There is going out to dinner on Valentine’s, this year on a Friday, where one will experience most restaurants at peak levels of freneticism — and there’s staying in to enjoy the intimacy of making a dinner for yourself and your loved one, or perhaps just yourself. There’s the potential movie to see, or play, or concert. Decisions, decisions, decisions.
Romance is pressure symptomatic of the work of maintaining relationships. This pressure often isn’t acknowledged by rom-coms, which generally utilize mistaken identity tropes as symbols of the riddles of cohabitation. I generally find movies about the effort of love to be more relatable, and even more romantic, than films that think happy endings should drop into your lap as a birthright. Below, I’ve outlined a handful of movies for various moods to watch on Valentine’s Day, their primary commonalities being their cinephile bona fides as well as an obsession with the emotional baggage that must be navigated in order to thrive with someone.
“The Shop Around the Corner” (1940)
This peerless romantic drama concerns two clerks at a gift shop in Budapest who strike up a pen-pal relationship, not knowing that they work and fight together in real life. Played by Jimmy Stewart and Margaret Sullavan, the clerks don’t think they’re good enough for each other, and this fear is reflected in the stories of the other employees of the shop, most heartbreakingly the store’s owner, Mr. Matuschek (Harry Morgan). Director Ernst Lubitsch fashions images of sublime sophistication, allowing the comedy to gradually morph into a poem of longing and loneliness. A great title for lonely hearts and couples alike, which was remade, insipidly, by Nora Ephron many years later as “You’ve Got Mail.”
“In a Lonely Place” (1950)
When most people think of Humphrey Bogart and romance, they think “Casablanca”— a fun yet overrated collection of one-liners. Bogie is terrific in that movie, but he gave his greatest performance as an alcoholic screenwriter named Dixon Steele in Nicholas Ray’s astonishing Hollywood melodrama “In a Lonely Place.” The name of Bogart’s character says it all: Dixon Steele is a broken, frustrated man with an exterior that’s very hard to penetrate. One woman does though, the beautiful Laurel Gray (Gloria Grahame), who teaches Dixon how to write and love again, until his paranoia destroys their union. The tragedy of this film is intensified by a little insider knowledge: Grahame’s marriage to Ray was falling apart at the time due to her infidelity with his 13-year-old son. This is a pick for the lonely hearts, or those who fear they have some element at their center that renders them unlovable. Most of us, if we’re being honest, have probably entertained such a fear.
“Groundhog Day” (1993)
Despite his rebirth over the last few decades as a hipster indie icon, Bill Murray has yet to top his performance in Harold Ramis’ “Groundhog Day.” It’s a movie for all sorts of holidays: the titular one, of course, as well as Christmas, because this is essentially a Scrooge narrative, and Valentine’s Day, as it follows a very Murray-esque asshole as he is gradually inspired by a woman (Andie MacDowell) to respect not only other people but himself. The sci-fi conceit of an endlessly repeating day becomes a profound metaphor for the psychological work of transcending our demons for the sake of empathy. Murray’s speech about how well he’s come to know MacDowell is among the most romantic moments in all of American movies.

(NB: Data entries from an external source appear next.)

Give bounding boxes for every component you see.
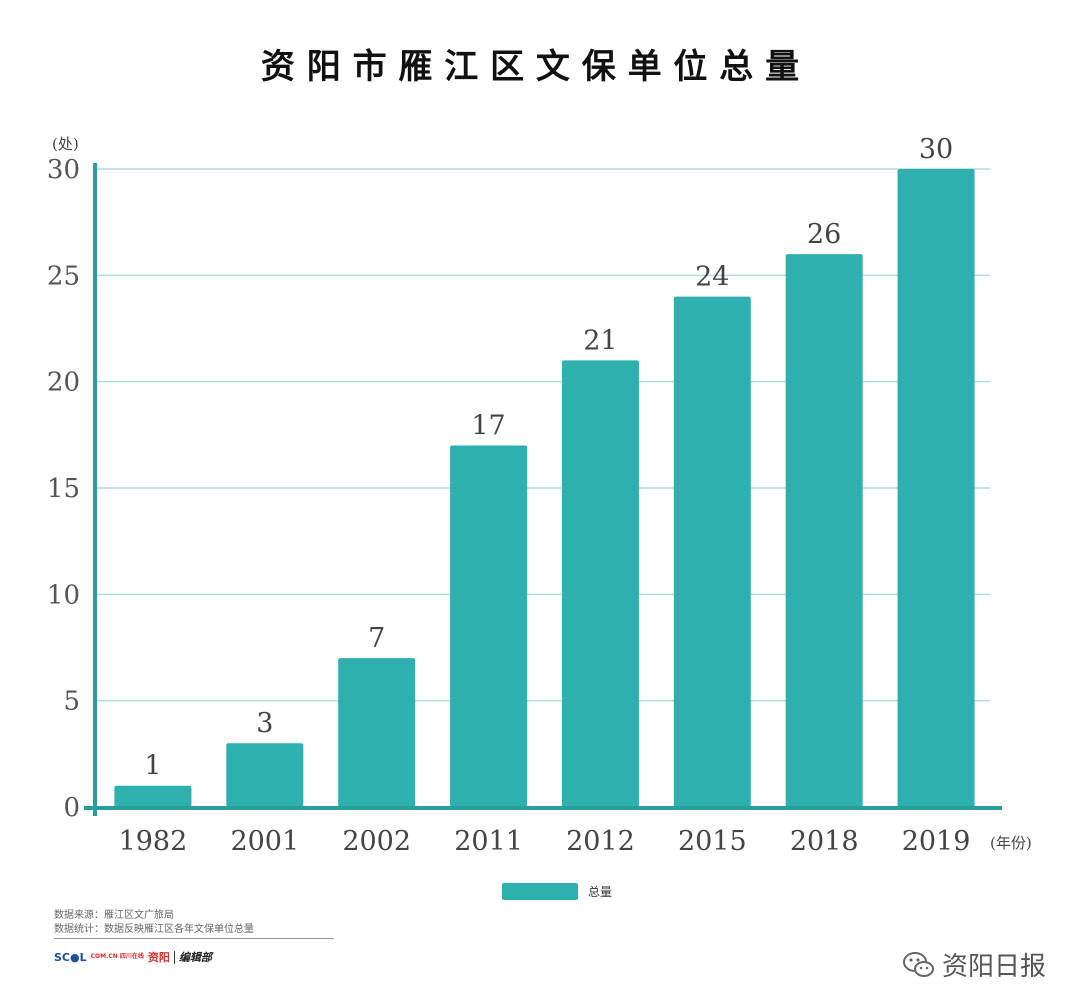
city-logo: 资阳 [147,951,170,964]
x-tick-label-2001: 2001 [230,826,299,857]
data-stats-note: 数据统计：数据反映雁江区各年文保单位总量 [54,924,254,935]
bar-2015 [673,296,751,807]
y-tick-label-20: 20 [47,368,80,398]
value-label-2015: 24 [695,262,729,293]
value-label-2019: 30 [919,134,953,165]
data-source-note: 数据来源：雁江区文广旅局 [54,910,174,921]
y-tick-label-25: 25 [47,261,80,291]
bar-2001 [226,743,304,807]
wechat-icon [902,951,934,977]
bar-2018 [785,254,863,808]
bar-2011 [450,445,528,807]
x-tick-label-2002: 2002 [342,826,411,857]
value-label-2012: 21 [583,325,617,356]
logo-separator [173,950,175,964]
scol-logo: SC●L [54,950,87,964]
scol-logo-subtext: COM.CN 四川在线 [90,953,144,960]
value-label-1982: 1 [144,751,161,782]
value-labels: 1 3 7 17 21 24 26 30 [144,134,953,782]
y-axis-ticks: 0 5 10 15 20 25 30 [47,155,80,823]
x-axis-unit-label: (年份) [990,834,1032,852]
bar-2002 [338,658,416,807]
watermark-text: 资阳日报 [941,952,1046,982]
y-tick-label-5: 5 [63,687,80,717]
y-tick-label-10: 10 [47,580,80,610]
value-label-2002: 7 [368,623,385,654]
y-tick-label-15: 15 [47,474,80,504]
axes [84,163,1002,816]
bar-2012 [561,360,639,807]
x-tick-label-2011: 2011 [454,826,523,857]
bars [114,169,975,808]
y-tick-label-0: 0 [63,793,80,823]
editorial-team-logo: 编辑部 [178,951,212,964]
value-label-2011: 17 [471,410,505,441]
chart-title: 资 阳 市 雁 江 区 文 保 单 位 总 量 [261,47,799,87]
x-axis-labels: 1982 2001 2002 2011 2012 2015 2018 2019 [119,826,971,857]
legend-swatch [502,883,578,900]
x-tick-label-2012: 2012 [566,826,635,857]
value-label-2018: 26 [807,219,841,250]
bar-1982 [114,785,192,807]
publisher-logos: SC●L COM.CN 四川在线 资阳 编辑部 [54,949,212,965]
watermark: 资阳日报 [902,946,1046,983]
x-tick-label-2019: 2019 [902,826,971,857]
value-label-2001: 3 [256,708,273,739]
x-tick-label-1982: 1982 [119,826,188,857]
y-tick-label-30: 30 [47,155,80,185]
y-axis-unit-label: (处) [52,135,79,153]
x-tick-label-2015: 2015 [678,826,747,857]
x-tick-label-2018: 2018 [790,826,859,857]
legend: 总量 [502,883,612,900]
footer-divider [54,938,334,939]
bar-2019 [897,169,975,807]
legend-label: 总量 [588,885,612,899]
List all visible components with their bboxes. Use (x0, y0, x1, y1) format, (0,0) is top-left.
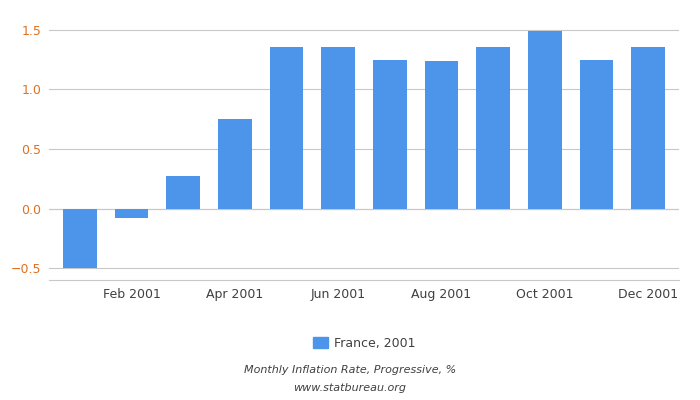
Bar (580, 60, 613, 208)
Legend: France, 2001: France, 2001 (307, 332, 421, 355)
Bar (218, 119, 252, 208)
Bar (63, 208, 97, 268)
Bar (270, 46, 303, 208)
Bar (373, 60, 407, 208)
Bar (321, 46, 355, 208)
Bar (476, 46, 510, 208)
Bar (631, 46, 665, 208)
Bar (425, 61, 458, 208)
Bar (528, 31, 561, 208)
Bar (167, 176, 200, 208)
Text: Monthly Inflation Rate, Progressive, %: Monthly Inflation Rate, Progressive, % (244, 365, 456, 375)
Text: www.statbureau.org: www.statbureau.org (293, 383, 407, 393)
Bar (115, 208, 148, 218)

“In the Mood for Love” (2000)
Kar-Wai Wong’s intoxicating romantic reverie centers on two of the most gorgeous people in cinema, Maggie Cheung and Tony Chiu-Wai Leung, who play neighbors who fall under one another’s spell in the wake of their spouses’ infidelity. Kar-Wai utilizes this Lubitsch-ian set up as a framework for a fountain of explosive images so passionate they’d make Technicolor blush. These colors embody the love that these neighbors will not consummate, and so the film becomes a poem of purposefully dashed dreams and of martyred denial, which are also expressed by fleeting, recurring physical gestures that are elevated by Kai-Wai to a level of mythical iconography.